Andrew Wyeth
“If I was really good, I could have done the field in ‘Christina’s World’ without her in it. The less you have in a picture, the better it is.” --Andrew Wyeth.
Our local art museum has a show of three generations of Wyeths, and I woke this morning from a dream that I was talking to Jamie Wyeth, the youngest of the three painters, about his father Andrew’s work. I don’t know the Wyeths or anyone who knows them, but my dream must have been prompted by my unconscious awareness that the show was in town. Sue felt up to a brief outing, so we had a look.

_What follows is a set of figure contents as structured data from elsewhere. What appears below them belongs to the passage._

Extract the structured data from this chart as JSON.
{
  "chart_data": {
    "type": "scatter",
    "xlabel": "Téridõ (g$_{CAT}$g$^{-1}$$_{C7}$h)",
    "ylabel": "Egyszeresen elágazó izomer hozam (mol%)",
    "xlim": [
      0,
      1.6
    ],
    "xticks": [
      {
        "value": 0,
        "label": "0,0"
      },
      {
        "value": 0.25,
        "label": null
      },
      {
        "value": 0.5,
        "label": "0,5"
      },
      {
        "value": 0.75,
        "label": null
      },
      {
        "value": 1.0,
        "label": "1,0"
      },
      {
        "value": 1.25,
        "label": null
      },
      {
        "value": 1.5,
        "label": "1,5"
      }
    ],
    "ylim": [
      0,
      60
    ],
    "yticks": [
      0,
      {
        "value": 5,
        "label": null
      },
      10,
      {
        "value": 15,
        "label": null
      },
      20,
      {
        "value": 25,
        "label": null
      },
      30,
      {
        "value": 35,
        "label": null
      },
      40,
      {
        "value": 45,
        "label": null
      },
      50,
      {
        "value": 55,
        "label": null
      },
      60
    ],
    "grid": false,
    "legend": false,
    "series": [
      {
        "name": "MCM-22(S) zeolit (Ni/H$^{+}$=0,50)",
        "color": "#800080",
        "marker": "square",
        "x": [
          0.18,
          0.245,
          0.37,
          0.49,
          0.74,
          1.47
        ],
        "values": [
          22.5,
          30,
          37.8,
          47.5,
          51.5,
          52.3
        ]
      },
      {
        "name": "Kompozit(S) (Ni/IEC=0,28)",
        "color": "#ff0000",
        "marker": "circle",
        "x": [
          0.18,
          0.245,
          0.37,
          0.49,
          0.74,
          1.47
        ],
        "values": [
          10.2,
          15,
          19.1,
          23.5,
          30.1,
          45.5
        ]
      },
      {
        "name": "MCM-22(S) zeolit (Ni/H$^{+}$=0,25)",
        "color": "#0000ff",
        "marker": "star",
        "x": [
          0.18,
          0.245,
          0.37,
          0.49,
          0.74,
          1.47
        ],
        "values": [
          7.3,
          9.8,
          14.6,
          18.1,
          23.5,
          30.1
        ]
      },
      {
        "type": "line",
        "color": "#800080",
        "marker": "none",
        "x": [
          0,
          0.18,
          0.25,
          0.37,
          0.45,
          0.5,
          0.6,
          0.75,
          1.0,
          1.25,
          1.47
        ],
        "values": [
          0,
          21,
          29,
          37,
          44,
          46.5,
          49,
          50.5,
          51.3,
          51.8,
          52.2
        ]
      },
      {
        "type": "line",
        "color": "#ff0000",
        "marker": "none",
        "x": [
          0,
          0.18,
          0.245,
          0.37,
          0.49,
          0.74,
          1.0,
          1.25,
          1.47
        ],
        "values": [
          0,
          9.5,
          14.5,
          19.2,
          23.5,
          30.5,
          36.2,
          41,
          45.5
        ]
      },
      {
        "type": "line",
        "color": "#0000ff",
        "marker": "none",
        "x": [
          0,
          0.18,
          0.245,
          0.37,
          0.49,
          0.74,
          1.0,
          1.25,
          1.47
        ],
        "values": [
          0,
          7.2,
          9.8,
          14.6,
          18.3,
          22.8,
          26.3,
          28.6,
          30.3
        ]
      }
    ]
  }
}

It is the work of Andrew (the middle generation) that draws me--his quiet neutrals, his textures, and most of all his stark, even bleak landscapes. The museum is showing a looping video interview with Andrew Wyeth that includes the quote I am posting above, and the reason I’m blipping this detail from one of the paintings is that I think his observation about painting can apply equally to landscape photography. The less you have in a picture, the better it is. Of course it’s easier to have less in a picture if you live in an old house in an unpopulated stretch of Maine (or the Hebrides for that matter) than if you live in the middle of a city, but I am yearning for more emptiness and silence. My favorite landscape photograph of those I took in 2017 is one that could be a Wyeth painting and even includes the view out a window, as many of his do. I took it in February at the beach (Extra).